En effet, l'étude des guerres nous éclaire quant à la société actuelle, héritée de l'Histoire. Délivrant des clés de lecture de notre époque, l'étude des guerres permet en outre de comprendre et analyser les modalités de puissance d'un État. L'analyse et la compréhension du rôle de l'Etat dans un conflit sont mises en oeuvre en classe de Terminale de spécialité avec le thème « Faire la guerre, faire la paix : formes de conflits et modes de résolution » avec l'axe 1 « La dimension politique de la guerre : des conflits interétatiques aux enjeux transnationaux »46. En effet, ce thème permet de revenir sur la pensée militaire formulée et développée notamment par Carl Clausewitz comme nous l'avons évoqué en première partie. Les notions forgées de Clausewitz sont notamment à l'étude en Terminale de spécialité. Ainsi, l'étude de la guerre à travers ce thème de Terminale permet d'aborder les nouvelles formes de conflits qui jalonnent la période contemporaine. L'étude des guerres contemporaines (guerres au Proche et Moyen-Orient) permet d'analyser et constater les applications de cette pensée militaire héritée de Clausewitz à travers l'analyse des modalités de la guerre contemporaine (étude des caractéristiques de la guerre irrégulière par exemple dans le contexte des guerres au Moyen-Orient). Cette étude permet également d'observer et comprendre l'illustration du pouvoir de l'Etat dans la guerre (étude de la gouvernance étatique dans un conflit), phénomène structurant de notre époque actuelle (rôle de l'Etat central, héritier de la période westphalienne). Par exemple, étudier la guerre contemporaine à travers le terrorisme au Moyen-Orient permet à la fois de saisir la complexité des nouvelles formes et finalités de la guerre (mêlant ainsi politique, idéologie et économie et ce parfois dans un espace non-délimité et un Etat non-identifié comme c'est le cas avec le groupe Daesh qui se proclame être un Etat en Syrie et en Irak), mais également de comprendre le déploiement de la force militaire étatique et ses modalités dans le contexte de la mondialisation marqué par une structuration et une réglementation des relations internationales.

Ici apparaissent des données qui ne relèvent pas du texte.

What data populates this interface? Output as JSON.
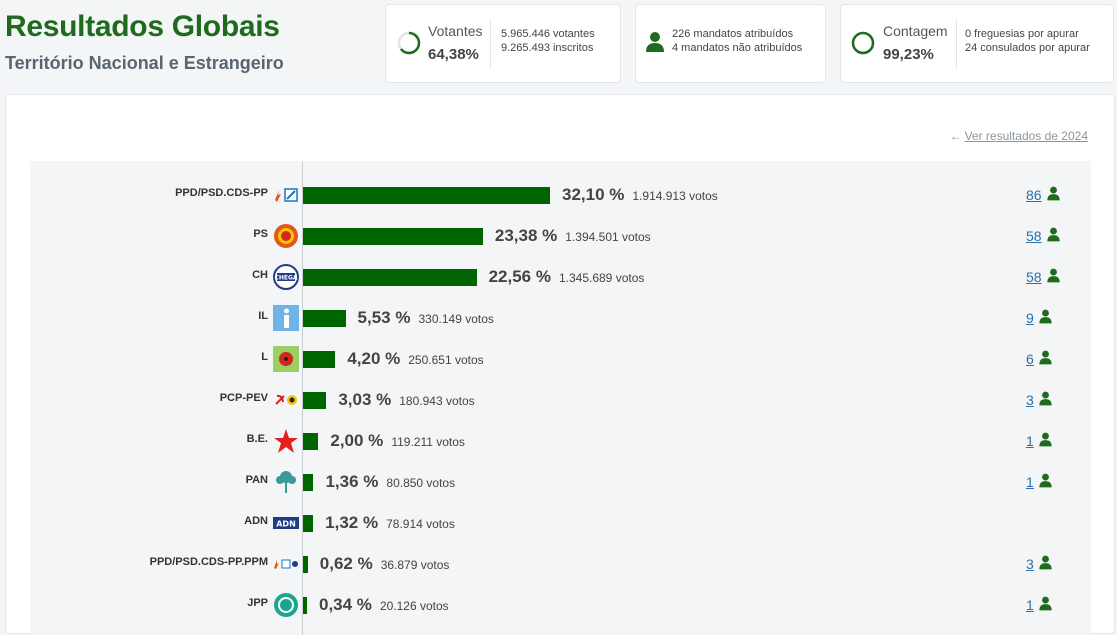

Enfin, cet enseignement permet de comprendre et d'analyser les décisions politiques qui sont impulsées par l'État en France. Le futur citoyen doit être en mesure de comprendre les décisions diplomatiques (telles que le retrait de troupes françaises en Afghanistan sous le mandat de François Hollande) mais surtout les modalités d'action de l'État, avec pour but de s'intégrer pleinement dans la société. En effet, pour parvenir à s'intégrer dans la société mais

46 Fiche accompagnement Éduscol ; Programme de Terminale, Thème de spécialité, 2020.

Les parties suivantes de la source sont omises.